国内通信大手のNTTドコモが、既存の常識を打ち破る大胆なキャンペーンを打ち出しました。2019年11月26日、同社はAmazonジャパンが提供する人気有料会員サービス「Amazonプライム」の年会費を、1年間ドコモが全額負担すると発表したのです。対象となるのは、2019年6月から提供されている新料金プランの契約者たちです。通信キャリアとECプラットフォームの巨人が手を組んだこの試みは、今後のモバイル業界の勢力図を大きく塗り替える可能性を秘めているでしょう。
今回の施策の目玉は、何といっても「Amazonプライム」の年会費4,900円(税込)が完全に無料になる点にあります。プライム会員になれば、注文した商品がその日に届く当日配送や、好きな時間に受け取れる配送日時指定が使い放題になるほか、動画配信サービスの「プライム・ビデオ」といった多彩な特典を享受できます。これほど魅力的な付加価値を、ドコモが自腹を切ってまで提供する背景には、激化する顧客獲得競争と、目前に迫った次世代通信規格「5G」の足音があるようです。
具体的にこの恩恵を受けられるのは、大容量データ通信が可能な「ギガホ」の契約者です。ギガホとは、月に30ギガバイト(10億バイト)もの膨大なデータを扱えるプランのことで、動画視聴やゲームを存分に楽しみたい層に支持されています。さらに、データ使用量に応じて料金が変動する「ギガライト」のユーザーも、当面の間はこのキャンペーンの対象に含まれることになりました。2019年12月01日から受付が開始されるため、冬の商戦期に向けた大きな注目を集めるのは間違いないでしょう。
端末値引き制限の壁を越える!5G時代に向けた「囲い込み」の新機軸
なぜドコモは、これほどまでに強気なキャンペーンに踏み切ったのでしょうか。その答えは、2019年10月01日に施行された改正電気通信事業法にあります。この新しいルールでは、スマートフォン端末の過度な値引きが2万円までに制限されました。これまでのような「端末価格の実質0円」といった手法で顧客を惹きつけることが困難になったため、各社は通信料金そのものの魅力や、外部サービスとの連携といった「中身」の充実で勝負せざるを得なくなったのです。
SNS上では「ドコモユーザーで良かった」「Amazonをよく使うから実質的な値下げで嬉しい」といった喜びの声が上がる一方で、他キャリアのユーザーからは「自分の会社も追随してほしい」という羨望の眼差しが向けられています。ドコモ側も、実は1年以上前からこの連携を虎視眈々と準備してきました。過去に招待制で実施した試験的なキャンペーンにおいて、解約率の低下や新規顧客の獲得に劇的な効果が見られたことが、今回の本格導入を後押しした決め手となったようです。

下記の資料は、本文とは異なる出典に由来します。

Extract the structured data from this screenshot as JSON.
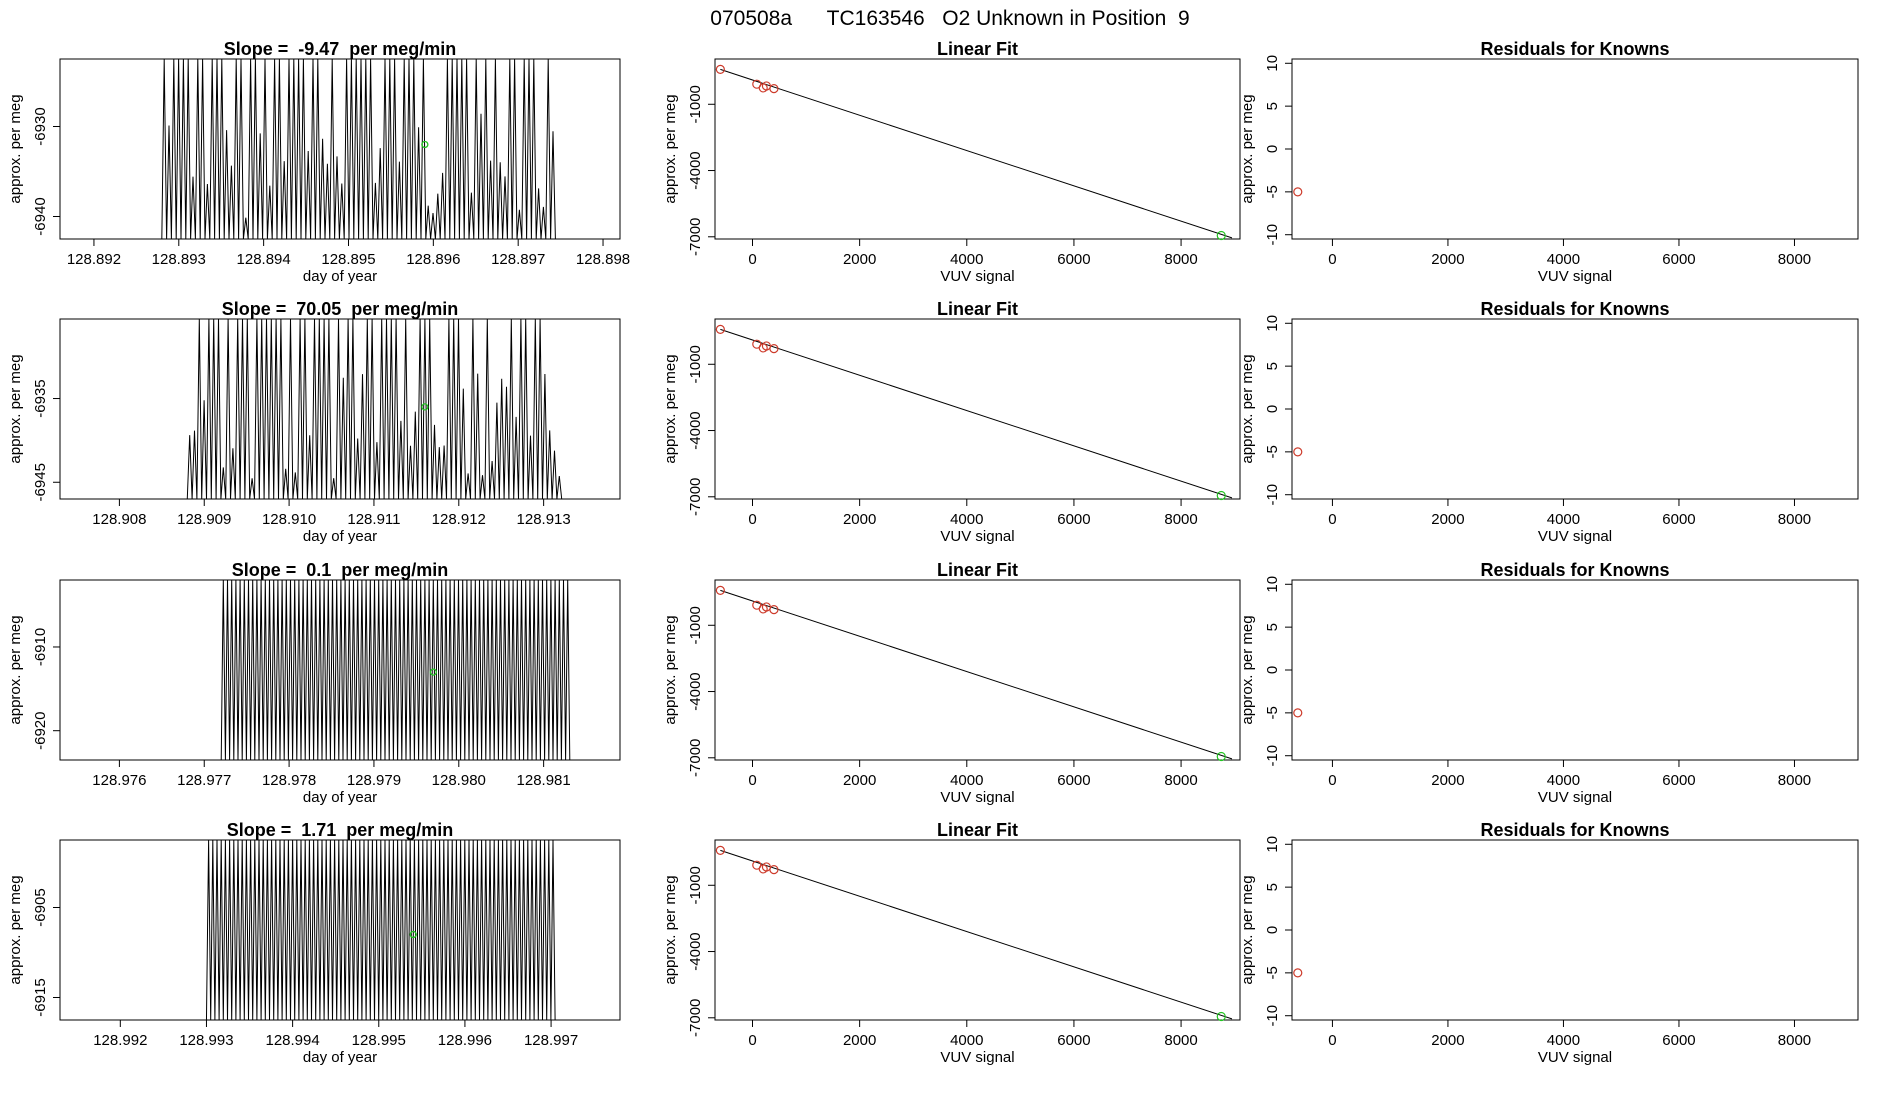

私個人の見解としては、この動きは単なるサービス合戦ではなく、生活インフラとしての「プラットフォームの融合」だと感じます。通信回線を選ぶことが、そのまま動画配信やショッピングの利便性に直結する時代が到来したのです。5Gという超高速・低遅延の世界では、リッチなコンテンツをいかにストレスなく提供できるかが鍵となります。ドコモがAmazonという強力なパートナーを選んだことは、5G時代の覇権を握るための極めて賢明な一手と言えるのではないでしょうか。